Review: Fairest by Marissa Meyer

Publication Date: January 27, 2015
 

Synopsis:

Mirror, mirror, on the wall,
Who’s the fairest of them all?

Every hero has their beginning, but so does every villain.

Before becoming the queen that everyone knew and feared, there was an untold story of Levana’s life and everything that led to her infamous reign.

Rating: 5 stars

Thoughts:
There are many instances in which I am intrigued by the villain’s backstory and want to learn about everything that made them who they are. Oftentimes, in YA literature, we don’t really see that; villains are simply villains. But here, Marissa Meyer gave us a great opportunity to learn about Levana before she wrapped up her series. And I’m very happy with what I was able to learn in this short book.

Before I go any further in this, I wanted to point out that this isn’t supposed to make you feel bad for Levana. I know there are people out there who think that knowing her backstory will help us feel for her and relate to her, but really, that’s not the intention of this book. Levana wasn’t meant to have a touching origin story that made us understand her, she was just the villain who grew into herself. So if you haven’t read this book and expect to feel sympathy for Levana when you go into it, remove those expectations. There’s really no sympathy required.

I really loved reading this book and had such a great time learning about Levana’s backstory. It was amazing to get the chance to understand her better and finally put together the hints and little pieces of her life that were scattered throughout the first three books. I had a couple of theories when I was going into this book, and only one of them was right. Marissa Meyer surprised me by completely destroying one of my other theories, which I was quite happy with.

I enjoyed how twisted Levana’s mind was and how it all made sense to her, when a normal person would be terrified. There’s something to be appreciated when an author can get into that kind of mindset and really write from the perspective of someone who is clearly wrong, but believes themselves to be right in every way. I must commend Marissa Meyer for that. She really did a great job here. It sounds weird to say it, and I’ve said this before in other reviews, but I really enjoy how twisted some people’s minds are, and Levana is no exception. Saying that probably makes me sound a little bit like someone who should be avoided, but I can’t help being interested and intrigued by what the mind can convince us is right. There’s just something about it that I like so much.

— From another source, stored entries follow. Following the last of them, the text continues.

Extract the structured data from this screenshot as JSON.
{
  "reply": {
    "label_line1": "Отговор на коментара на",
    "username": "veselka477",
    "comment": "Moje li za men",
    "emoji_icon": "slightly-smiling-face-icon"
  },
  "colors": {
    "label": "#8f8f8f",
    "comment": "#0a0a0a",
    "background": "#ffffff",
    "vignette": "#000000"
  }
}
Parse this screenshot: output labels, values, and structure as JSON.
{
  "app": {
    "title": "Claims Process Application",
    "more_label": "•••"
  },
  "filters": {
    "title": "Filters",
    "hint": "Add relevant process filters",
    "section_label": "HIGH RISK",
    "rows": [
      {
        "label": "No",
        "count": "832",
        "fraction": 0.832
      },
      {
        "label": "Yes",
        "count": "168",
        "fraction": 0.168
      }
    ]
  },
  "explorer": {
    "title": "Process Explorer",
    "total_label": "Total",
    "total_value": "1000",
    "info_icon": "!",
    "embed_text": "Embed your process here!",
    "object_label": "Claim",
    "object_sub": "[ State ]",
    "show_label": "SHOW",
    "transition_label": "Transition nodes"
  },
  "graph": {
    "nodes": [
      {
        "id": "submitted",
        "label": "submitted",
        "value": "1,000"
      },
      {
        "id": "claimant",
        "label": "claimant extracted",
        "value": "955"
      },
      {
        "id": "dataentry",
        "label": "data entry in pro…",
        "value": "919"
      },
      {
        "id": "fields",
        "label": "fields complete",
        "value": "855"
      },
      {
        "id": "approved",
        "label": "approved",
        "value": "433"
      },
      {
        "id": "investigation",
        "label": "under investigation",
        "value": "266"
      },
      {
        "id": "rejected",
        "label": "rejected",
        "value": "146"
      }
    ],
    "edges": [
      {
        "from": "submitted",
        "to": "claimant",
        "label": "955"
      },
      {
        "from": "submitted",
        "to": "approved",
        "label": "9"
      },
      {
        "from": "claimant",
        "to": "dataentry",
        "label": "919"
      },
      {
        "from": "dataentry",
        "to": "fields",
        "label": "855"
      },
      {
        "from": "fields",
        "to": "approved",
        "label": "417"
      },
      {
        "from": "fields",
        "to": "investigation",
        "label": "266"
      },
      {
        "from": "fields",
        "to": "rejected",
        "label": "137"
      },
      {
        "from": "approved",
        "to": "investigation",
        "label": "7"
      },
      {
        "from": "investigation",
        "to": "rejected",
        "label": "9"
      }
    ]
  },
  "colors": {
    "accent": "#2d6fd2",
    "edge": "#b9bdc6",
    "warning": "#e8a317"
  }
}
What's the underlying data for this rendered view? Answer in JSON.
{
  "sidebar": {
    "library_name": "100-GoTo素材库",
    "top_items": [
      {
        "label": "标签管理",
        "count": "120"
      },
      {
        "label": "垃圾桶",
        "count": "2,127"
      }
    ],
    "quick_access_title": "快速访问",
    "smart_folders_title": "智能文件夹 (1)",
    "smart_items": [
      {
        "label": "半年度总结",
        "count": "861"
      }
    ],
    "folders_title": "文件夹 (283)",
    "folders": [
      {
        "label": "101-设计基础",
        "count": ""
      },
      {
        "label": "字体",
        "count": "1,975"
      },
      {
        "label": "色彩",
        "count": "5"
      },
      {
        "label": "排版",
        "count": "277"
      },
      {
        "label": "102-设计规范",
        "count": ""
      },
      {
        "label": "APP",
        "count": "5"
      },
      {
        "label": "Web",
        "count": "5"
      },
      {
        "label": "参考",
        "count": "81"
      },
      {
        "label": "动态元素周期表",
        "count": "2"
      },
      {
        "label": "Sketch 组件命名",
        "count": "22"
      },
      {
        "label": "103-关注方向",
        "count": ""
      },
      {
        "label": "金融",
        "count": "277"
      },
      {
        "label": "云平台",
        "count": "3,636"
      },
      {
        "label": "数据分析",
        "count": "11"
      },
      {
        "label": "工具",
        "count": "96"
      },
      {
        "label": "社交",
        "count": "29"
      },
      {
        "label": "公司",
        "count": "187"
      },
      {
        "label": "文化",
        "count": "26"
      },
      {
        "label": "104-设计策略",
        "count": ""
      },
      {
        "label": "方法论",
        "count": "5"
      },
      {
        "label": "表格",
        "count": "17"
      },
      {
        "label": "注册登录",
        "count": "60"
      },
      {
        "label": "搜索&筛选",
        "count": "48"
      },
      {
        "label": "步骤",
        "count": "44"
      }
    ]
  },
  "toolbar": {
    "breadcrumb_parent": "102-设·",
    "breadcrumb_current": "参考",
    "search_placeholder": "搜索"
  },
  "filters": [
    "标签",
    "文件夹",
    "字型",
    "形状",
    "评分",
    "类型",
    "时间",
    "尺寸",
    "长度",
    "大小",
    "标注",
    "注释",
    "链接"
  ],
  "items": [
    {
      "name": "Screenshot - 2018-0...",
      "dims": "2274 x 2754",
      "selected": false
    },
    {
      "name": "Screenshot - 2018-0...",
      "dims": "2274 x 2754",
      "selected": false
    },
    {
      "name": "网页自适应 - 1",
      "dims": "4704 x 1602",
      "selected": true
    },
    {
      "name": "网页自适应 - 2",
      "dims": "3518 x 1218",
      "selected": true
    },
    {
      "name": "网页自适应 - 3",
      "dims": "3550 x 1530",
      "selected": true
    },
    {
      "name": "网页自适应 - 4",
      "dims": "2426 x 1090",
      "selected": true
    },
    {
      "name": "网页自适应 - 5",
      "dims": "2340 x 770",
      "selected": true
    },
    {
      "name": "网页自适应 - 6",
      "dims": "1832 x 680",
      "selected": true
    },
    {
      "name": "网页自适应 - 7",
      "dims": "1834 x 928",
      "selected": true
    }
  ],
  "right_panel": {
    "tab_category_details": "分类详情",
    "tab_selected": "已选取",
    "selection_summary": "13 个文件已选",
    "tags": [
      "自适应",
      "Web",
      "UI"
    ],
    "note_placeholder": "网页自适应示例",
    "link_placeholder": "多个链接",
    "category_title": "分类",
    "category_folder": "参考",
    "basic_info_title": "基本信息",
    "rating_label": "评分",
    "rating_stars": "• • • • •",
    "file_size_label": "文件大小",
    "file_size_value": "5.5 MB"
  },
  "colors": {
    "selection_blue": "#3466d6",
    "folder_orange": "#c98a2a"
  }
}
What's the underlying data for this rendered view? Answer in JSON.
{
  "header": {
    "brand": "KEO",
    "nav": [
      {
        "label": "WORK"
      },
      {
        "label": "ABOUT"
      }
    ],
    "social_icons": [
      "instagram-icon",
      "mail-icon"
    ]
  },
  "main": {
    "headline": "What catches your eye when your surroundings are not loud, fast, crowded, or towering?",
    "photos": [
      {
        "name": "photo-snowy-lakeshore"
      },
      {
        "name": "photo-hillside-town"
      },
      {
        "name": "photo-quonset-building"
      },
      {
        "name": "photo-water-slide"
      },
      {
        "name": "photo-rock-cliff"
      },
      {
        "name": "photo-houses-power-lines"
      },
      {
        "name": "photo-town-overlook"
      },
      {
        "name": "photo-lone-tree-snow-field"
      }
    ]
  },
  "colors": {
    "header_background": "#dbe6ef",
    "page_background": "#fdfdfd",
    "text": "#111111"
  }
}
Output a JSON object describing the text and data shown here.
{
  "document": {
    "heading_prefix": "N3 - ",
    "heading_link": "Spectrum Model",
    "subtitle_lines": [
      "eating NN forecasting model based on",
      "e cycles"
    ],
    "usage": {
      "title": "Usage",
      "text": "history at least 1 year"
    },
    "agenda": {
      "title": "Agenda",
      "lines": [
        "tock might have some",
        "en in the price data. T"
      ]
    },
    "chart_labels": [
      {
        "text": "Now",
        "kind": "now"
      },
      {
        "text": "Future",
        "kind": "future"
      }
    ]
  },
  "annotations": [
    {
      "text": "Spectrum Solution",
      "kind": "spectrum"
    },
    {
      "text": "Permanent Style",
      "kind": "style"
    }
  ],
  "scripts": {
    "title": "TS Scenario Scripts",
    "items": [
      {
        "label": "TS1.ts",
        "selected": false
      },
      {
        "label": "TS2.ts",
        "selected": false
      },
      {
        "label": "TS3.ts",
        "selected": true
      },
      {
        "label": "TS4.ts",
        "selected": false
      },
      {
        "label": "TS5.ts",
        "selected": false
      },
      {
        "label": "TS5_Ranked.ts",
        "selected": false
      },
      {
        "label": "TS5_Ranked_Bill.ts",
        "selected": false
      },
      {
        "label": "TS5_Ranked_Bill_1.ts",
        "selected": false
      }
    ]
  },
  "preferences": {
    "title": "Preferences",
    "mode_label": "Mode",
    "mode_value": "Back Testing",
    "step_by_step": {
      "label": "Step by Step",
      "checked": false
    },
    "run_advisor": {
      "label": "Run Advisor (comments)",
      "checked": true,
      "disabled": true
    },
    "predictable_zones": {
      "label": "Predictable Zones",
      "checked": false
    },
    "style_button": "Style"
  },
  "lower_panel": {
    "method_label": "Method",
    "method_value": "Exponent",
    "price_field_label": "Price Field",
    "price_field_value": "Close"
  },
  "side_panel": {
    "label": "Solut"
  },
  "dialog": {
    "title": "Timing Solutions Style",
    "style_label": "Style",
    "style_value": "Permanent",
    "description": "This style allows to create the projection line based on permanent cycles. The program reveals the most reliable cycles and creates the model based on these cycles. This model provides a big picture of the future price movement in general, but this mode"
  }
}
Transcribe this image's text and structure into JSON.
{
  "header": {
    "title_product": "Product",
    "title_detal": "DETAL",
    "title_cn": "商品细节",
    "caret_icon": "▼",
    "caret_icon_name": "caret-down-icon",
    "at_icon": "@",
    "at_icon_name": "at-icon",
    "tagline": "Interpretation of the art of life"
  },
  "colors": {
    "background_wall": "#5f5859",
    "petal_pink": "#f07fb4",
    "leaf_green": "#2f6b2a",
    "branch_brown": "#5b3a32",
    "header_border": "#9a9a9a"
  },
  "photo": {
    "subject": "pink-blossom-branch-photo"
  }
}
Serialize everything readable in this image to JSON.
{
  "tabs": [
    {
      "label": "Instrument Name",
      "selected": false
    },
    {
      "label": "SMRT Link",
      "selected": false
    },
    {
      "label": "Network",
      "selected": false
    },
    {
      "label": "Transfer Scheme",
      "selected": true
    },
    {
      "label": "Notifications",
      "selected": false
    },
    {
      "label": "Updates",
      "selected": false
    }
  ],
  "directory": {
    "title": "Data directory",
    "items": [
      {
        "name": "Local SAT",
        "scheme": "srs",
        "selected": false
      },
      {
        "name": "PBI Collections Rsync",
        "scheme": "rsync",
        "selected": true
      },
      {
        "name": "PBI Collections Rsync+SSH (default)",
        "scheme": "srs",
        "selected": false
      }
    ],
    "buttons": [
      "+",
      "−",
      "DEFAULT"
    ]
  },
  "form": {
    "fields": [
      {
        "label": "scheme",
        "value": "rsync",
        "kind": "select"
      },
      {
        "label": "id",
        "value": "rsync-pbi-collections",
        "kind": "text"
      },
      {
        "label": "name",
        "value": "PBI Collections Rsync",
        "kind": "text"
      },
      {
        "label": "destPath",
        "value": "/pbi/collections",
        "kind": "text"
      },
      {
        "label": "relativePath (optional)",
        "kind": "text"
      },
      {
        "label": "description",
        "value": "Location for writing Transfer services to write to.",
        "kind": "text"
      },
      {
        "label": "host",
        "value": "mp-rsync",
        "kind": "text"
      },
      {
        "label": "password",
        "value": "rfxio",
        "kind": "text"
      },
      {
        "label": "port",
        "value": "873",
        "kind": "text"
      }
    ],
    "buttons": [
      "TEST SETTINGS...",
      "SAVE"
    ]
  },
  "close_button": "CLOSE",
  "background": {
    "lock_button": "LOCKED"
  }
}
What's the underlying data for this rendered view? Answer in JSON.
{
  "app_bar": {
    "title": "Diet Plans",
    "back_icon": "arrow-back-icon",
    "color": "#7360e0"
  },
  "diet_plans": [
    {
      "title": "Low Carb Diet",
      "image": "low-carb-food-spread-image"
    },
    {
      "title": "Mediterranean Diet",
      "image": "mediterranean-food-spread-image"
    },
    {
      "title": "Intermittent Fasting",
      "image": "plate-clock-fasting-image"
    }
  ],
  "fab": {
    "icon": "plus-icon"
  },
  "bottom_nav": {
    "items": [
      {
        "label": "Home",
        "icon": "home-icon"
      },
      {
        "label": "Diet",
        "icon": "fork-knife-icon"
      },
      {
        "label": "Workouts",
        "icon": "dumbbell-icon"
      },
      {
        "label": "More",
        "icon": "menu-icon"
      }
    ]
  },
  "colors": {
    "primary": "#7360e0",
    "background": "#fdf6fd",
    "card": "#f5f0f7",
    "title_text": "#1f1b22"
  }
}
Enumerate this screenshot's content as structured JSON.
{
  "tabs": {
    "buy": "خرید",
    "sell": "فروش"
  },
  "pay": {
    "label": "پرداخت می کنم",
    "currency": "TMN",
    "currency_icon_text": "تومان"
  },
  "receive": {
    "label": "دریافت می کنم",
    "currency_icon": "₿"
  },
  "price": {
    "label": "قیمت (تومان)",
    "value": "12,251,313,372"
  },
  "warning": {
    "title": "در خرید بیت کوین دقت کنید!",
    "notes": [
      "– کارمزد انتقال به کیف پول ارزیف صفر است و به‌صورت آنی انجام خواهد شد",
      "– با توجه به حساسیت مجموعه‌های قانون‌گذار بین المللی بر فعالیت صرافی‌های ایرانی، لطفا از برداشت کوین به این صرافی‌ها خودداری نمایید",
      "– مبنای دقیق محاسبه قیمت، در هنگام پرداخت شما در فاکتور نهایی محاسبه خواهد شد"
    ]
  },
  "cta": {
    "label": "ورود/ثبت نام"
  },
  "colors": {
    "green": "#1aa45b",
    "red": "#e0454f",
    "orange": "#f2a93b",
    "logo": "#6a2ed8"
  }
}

The book was very well paced and told a greater story than I had expected. There was so much more to Levana’s life than I had imagined, and I loved every page of it. I especially enjoyed being able to read something that takes place on Luna, a place that hasn’t really been explored or talked about much in the first three books of the series.

At the end of the book, I can say that I thoroughly enjoyed the book, the story, and the experience I had. For some reason, at one point, I read it in a way where everyone had a British accent. That had never happened before with any of the previous books, and it didn’t happen the next time I sat down to pick it back up. But it was a good experience.

Character(s):
I don’t think I can ever say that I like Levana, because I don’t. I disagree with so many of her choices, pretty much every single one she ever made in this book. But for some reason, I can’t say that I hate her right now. That’ll probably change once I pick up Winter, but for now, I think I can’t say it because I understand her more. That being said, she’s still a terrible person.

 

Overall:
5 stars. I really enjoyed this and would recommend it. I’ve heard people say to read this before reading Winter because it does contains some stuff you’d want to know before getting into the last book. I don’t know if that’s exactly true, but I think you should definitely read this before reading Winter just to have a better feel for Levana.